5 things to know Friday, Feb. 26: U.S. to launch cyberwar against IS

FILE - This June 6, 2013 file photo shows the National Security Administration (NSA) campus in Fort Meade, Md., where the US Cyber Command is located. U.S. officials tell The Associated Press that the military has launched a newly aggressive campaign of cyberattacks against Islamic State militants. It’s a targeted effort to erode the group’s abilities to use social media and the Internet to recruit fighters and inspire followers. Defense Secretary Ash Carter met with commanders at Fort Meade, Maryland, last month, prodding them to ramp up the anti-Islamic State fight on the cyber front. (AP Photo/Patrick Semansky, File (AP Photo/Patrick Semansky, File)

This June 6, 2013 file photo shows the National Security Administration (NSA) campus in Fort Meade, Md., where the US Cyber Command is located. U.S. officials tell The Associated Press that the military has launched a newly aggressive campaign of cyberattacks against Islamic State militants. It’s a targeted effort to erode the group’s abilities to use social media and the Internet to recruit fighters and inspire followers. Defense Secretary Ash Carter met with commanders at Fort Meade, Maryland, last month, prodding them to ramp up the anti-Islamic State fight on the cyber front. (AP Photo/Patrick Semansky, File (AP Photo/Patrick Semansky, File)

Here’s what you need to know to start your weekend off informed:

1. U.S. launches cyberwar against Islamic State.

The U.S. military is targeting the Islamic State’s ability to recruit new followers through social media with a new, aggressive cyberattack against the group, the Associated Press reports. Defense Secretary Ash Carter asked commanders last month to bolster the cyber defense against the Islamic State. Attacks include blockades that attempt to prevent the group from distributing propaganda and recruiting messages on social media platforms, like Twitter. Some are concerned the attacks could thwart efforts to gather intelligence on the group, while others are worried the attack will interfere with civilian networks and use. “The Internet shouldn’t be used for that purpose,” Carter said.

2. 3 killed, 14 wounded in Kansas shooting.

A gunman with an “assault-style” weapon opened fire while driving through Hesston, Kansas before shooting and killing 3 people inside the Excel Industries lawn mower product factory he worked at, the Associated Press reported. In total 14 people, 10 critically, were wounded by the gunman. After the gunman began shooting at police, he was fatally shot by an officer. Police refused to identify the suspect and wouldn’t specify his motive but said there were “some things that triggered this individual.”

 

3. Marco Rubio steps up in Thursday’s debate.

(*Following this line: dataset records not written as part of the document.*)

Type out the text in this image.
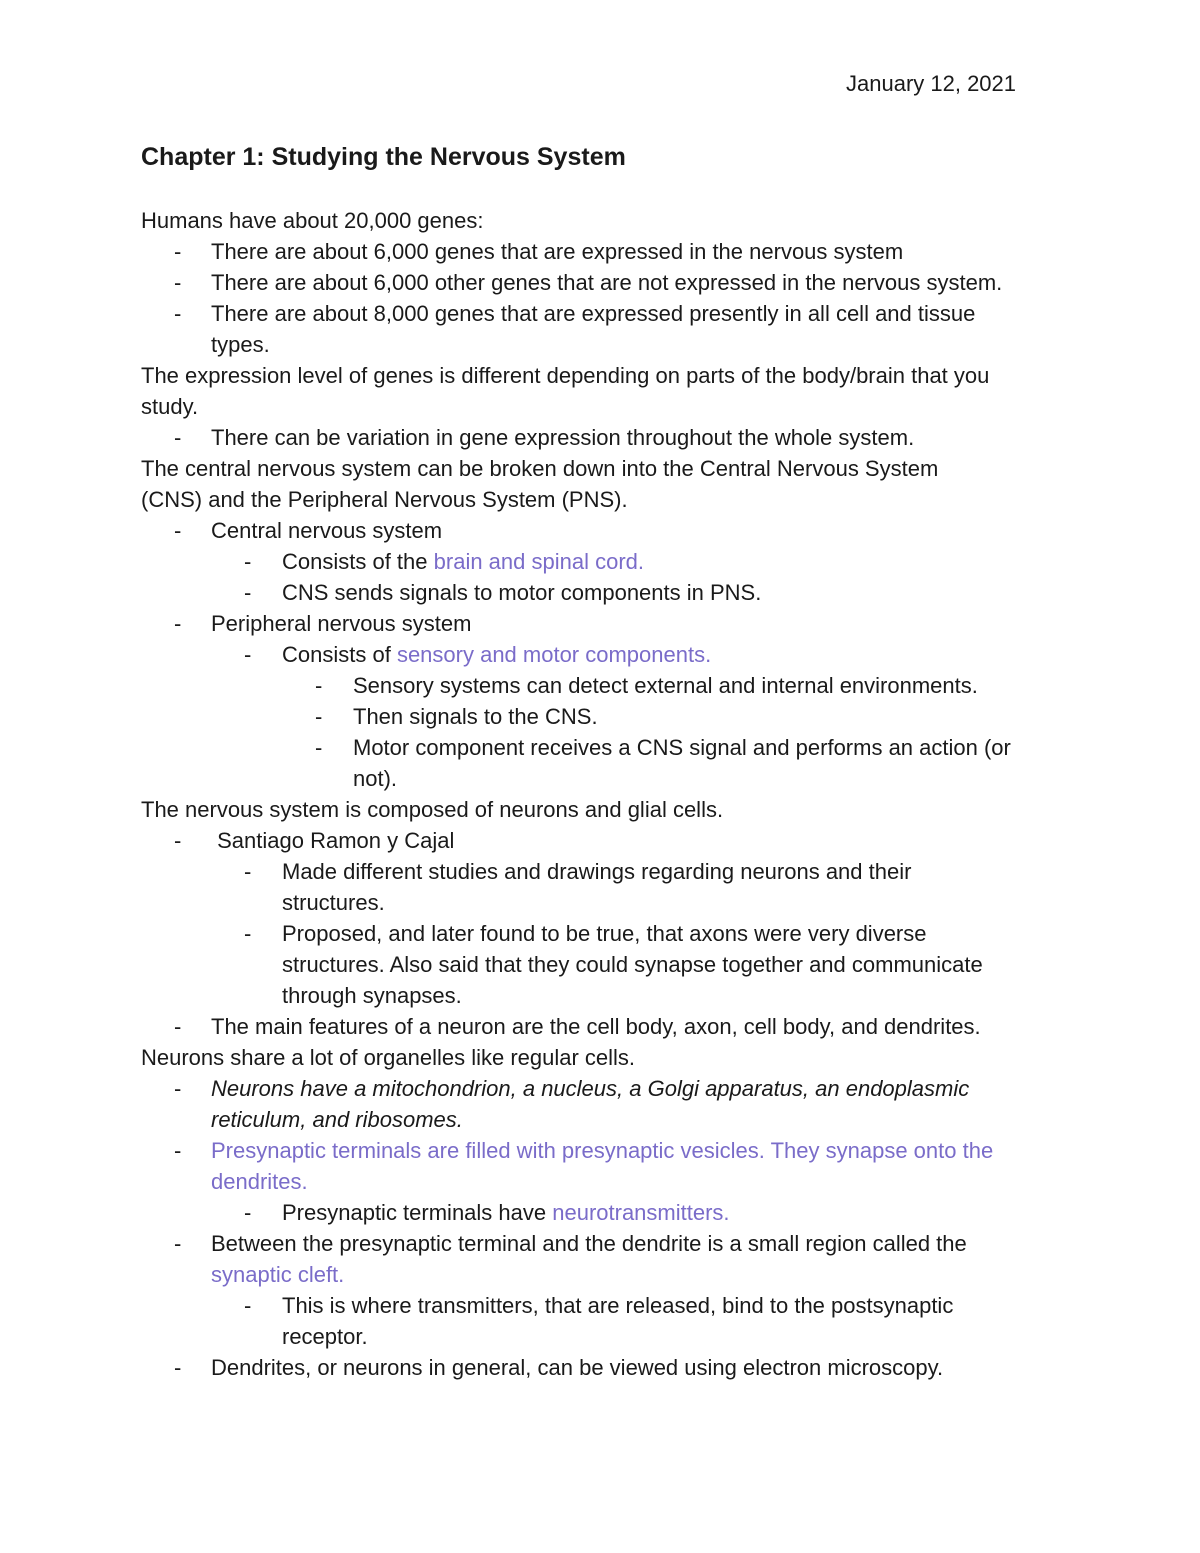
January 12, 2021
Chapter 1: Studying the Nervous System
Humans have about 20,000 genes:
-	There are about 6,000 genes that are expressed in the nervous system
-	There are about 6,000 other genes that are not expressed in the nervous system.
-	There are about 8,000 genes that are expressed presently in all cell and tissue
types.
The expression level of genes is different depending on parts of the body/brain that you
study.
-	There can be variation in gene expression throughout the whole system.
The central nervous system can be broken down into the Central Nervous System
(CNS) and the Peripheral Nervous System (PNS).
-	Central nervous system
-	Consists of the brain and spinal cord.
-	CNS sends signals to motor components in PNS.
-	Peripheral nervous system
-	Consists of sensory and motor components.
-	Sensory systems can detect external and internal environments.
-	Then signals to the CNS.
-	Motor component receives a CNS signal and performs an action (or
not).
The nervous system is composed of neurons and glial cells.
-	Santiago Ramon y Cajal
-	Made different studies and drawings regarding neurons and their
structures.
-	Proposed, and later found to be true, that axons were very diverse
structures. Also said that they could synapse together and communicate
through synapses.
-	The main features of a neuron are the cell body, axon, cell body, and dendrites.
Neurons share a lot of organelles like regular cells.
-	Neurons have a mitochondrion, a nucleus, a Golgi apparatus, an endoplasmic
reticulum, and ribosomes.
-	Presynaptic terminals are filled with presynaptic vesicles. They synapse onto the
dendrites.
-	Presynaptic terminals have neurotransmitters.
-	Between the presynaptic terminal and the dendrite is a small region called the
synaptic cleft.
-	This is where transmitters, that are released, bind to the postsynaptic
receptor.
-	Dendrites, or neurons in general, can be viewed using electron microscopy.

After repeated attacks against GOP front-runner Donald Trump by Marco Rubio and Ted Cruz in Thursday night’s Republican debate, Rubio reiterated his aggressive stance on the business mogal, calling him a “con artist” during several television appearances Friday morning, the Associate Press reports. Trump said the attacks are coming because Rubio and Cruz are “desperate” and “losing by massive amounts.” Prior this debate, both Rubio and Cruz were hesitant to directly attack Trump.

4. Michael Turner expected to plead guilty in Colton Turner case.

Michael Turner, who led police to the burial site of 2-year-old Colton Turner, is expected to plead guilty Friday in the 2014 death of the boy, the American-Statesman’s Jazmine Ulloa reports. Turner will plead guilty to both injury to a child by omission and tampering with evidence. Police have said Turner helped his girlfriend Meagan Work bury Colton in a field. Work, who is charged with two counts of injury to a child, is awaiting trial. Prior his death Child Protective Services investigated reports that Colton was abused and neglected.

5. Charlie Strong will not testify in divorce case.

UT football coach Charlie Strong will no longer have to give a deposition in a Louisville couple’s divorce settlement, the American-Statesman’s Ryan Autullo reports. Jonathan and Tracey Blue have reportedly resolved their issues ahead of Friday’s expected rule on Jonathan’s motion to depose Strong. “Late last night, Jonathan and Tracy Blue signed a Marital Settlement Agreement, resolving all issues between them,” Jonathan’s lawyer said in an email.